Welcome to the forum!!!
Test kits are a GREAT investment! One of the best and most commonly used by members here is the API Liquid Master test kit (Here's a link to it on Amazon:
As you can see, it is $20, but it will last YEARS, and is, in my opinion, invaluable. It allows you to test your water whenever you need to, at any time of the day, without having to get in your car and drive somewhere. This is especially important when you're cycling a tank, as you'll need to test the water daily, sometimes even several times daily! It's alos relatively easy to use, I can test my water for ammonia, nitrite, and nitrate in less than 5 minutes. Much quicker than driving to a store!
The next step would be to find out the Ph, Kh, and Gh of your source water. If you're on city water, you can usually find this on your water suppliers website.
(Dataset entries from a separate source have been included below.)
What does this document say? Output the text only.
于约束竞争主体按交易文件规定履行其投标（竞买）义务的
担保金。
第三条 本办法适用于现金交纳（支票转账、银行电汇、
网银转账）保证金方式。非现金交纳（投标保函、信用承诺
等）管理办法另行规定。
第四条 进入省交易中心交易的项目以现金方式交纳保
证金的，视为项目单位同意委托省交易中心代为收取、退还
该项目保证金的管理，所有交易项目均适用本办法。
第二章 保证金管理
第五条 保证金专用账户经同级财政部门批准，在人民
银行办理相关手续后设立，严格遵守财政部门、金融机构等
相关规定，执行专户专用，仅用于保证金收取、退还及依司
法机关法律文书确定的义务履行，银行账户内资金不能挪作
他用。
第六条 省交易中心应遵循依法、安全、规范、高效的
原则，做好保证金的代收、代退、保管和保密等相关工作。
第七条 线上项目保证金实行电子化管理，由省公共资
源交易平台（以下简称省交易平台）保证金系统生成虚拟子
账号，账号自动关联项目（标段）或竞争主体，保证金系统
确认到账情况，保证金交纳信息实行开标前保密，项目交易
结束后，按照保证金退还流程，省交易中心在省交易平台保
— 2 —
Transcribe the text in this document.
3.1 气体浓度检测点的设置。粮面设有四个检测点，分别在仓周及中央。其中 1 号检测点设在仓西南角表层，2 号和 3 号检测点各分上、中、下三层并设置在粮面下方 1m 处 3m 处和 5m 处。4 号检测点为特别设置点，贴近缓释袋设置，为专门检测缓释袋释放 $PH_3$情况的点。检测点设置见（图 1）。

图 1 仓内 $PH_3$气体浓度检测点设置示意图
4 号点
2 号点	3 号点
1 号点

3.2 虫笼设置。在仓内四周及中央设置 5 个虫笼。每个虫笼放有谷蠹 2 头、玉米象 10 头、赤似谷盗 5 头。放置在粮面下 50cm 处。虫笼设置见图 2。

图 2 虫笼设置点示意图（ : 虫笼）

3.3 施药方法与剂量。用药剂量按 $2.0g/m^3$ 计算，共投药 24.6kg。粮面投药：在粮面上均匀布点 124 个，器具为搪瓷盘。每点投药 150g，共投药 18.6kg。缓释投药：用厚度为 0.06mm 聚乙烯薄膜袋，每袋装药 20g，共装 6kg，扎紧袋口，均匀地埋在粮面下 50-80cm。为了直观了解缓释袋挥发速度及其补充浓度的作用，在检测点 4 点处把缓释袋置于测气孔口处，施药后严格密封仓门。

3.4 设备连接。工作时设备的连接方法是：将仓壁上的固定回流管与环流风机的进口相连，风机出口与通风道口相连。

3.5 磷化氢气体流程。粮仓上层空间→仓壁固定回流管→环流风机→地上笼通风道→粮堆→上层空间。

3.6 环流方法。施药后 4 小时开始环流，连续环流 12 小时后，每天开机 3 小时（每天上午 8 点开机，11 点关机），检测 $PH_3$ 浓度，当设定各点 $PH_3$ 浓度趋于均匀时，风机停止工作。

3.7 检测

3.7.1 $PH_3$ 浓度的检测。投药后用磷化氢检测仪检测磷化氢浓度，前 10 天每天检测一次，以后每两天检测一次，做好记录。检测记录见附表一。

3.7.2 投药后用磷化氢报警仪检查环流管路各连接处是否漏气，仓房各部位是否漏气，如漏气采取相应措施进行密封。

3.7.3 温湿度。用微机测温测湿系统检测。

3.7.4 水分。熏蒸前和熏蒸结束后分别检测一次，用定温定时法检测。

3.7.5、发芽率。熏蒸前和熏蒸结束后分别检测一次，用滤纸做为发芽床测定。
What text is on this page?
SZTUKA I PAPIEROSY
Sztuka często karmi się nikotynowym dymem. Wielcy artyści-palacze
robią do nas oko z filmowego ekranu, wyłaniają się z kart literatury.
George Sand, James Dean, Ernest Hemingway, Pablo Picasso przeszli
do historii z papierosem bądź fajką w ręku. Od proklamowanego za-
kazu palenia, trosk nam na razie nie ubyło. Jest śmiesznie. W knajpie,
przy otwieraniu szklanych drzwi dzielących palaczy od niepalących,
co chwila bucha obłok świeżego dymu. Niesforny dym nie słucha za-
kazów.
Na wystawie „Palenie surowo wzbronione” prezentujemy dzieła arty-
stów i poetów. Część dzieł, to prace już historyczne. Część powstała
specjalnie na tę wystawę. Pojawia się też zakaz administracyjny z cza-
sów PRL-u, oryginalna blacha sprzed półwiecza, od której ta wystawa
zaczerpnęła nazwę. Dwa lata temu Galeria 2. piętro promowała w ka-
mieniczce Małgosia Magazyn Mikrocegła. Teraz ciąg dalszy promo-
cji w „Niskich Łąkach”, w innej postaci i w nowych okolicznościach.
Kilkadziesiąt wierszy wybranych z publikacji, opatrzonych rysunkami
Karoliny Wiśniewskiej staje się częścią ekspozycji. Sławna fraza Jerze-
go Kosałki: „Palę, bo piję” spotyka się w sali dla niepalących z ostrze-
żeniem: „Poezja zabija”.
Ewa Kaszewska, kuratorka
If you're on tap or can't find it, API does sell a test kit for gh and kh.. (Here's a link!
). The Master Test Kit already has a ph test in it, yay! :D
The numbers from that will determine just how 'soft' or 'hard' your water is, which plays a role in fish selecting (once your tank is cycled, of course!)
Now, you mentioned you bought live plants? AWESOME! I LOVE plants, probably almost (if not more, truthfully) as much as I love fish. What kind of light do you have on your tank? What kind of plants? (Some plants need fertilizers and root tabs, but don't worry! They're cheap, and we can guide you in the right direction of good brands to choose from)
What kind of substrate do you have? Sand, gravel?
As for cycling, I'll leave that for another member to explain, I'm not the best at explaining it unfortunately!
My first experiences in fish keeping weren't the best and I made a LOT of mistakes (most of us here have, don't worry! It's how a lot of us found this forum, and grew to be passionate, responsible hobbyists from it!).
I will let you know now though, in terms of fish-keeping, a 10 gallon is quite small. It's even considered to be a nano tank! This is because fish can get either large, active, or need large schools, or all of the those combined, and need a larger tank to thrive. With a ten gallon, you're going to be looking at very small fish that stay small (pet stores usually sell very young fish which is incredibly misleading as to what size of a tank they're gonna need.) Many people just keep either a betta fish or a shrimp colony (or the two combined) in a ten gallon. Now, that said, it IS possible to have other fish in a ten gallon, but they usually aren't the type of fish most readily available (though this does depends on your local pet shop!)
Phew, sorry for such a long post!! Can't wait to hear back from you :D And again, welcome to the forum!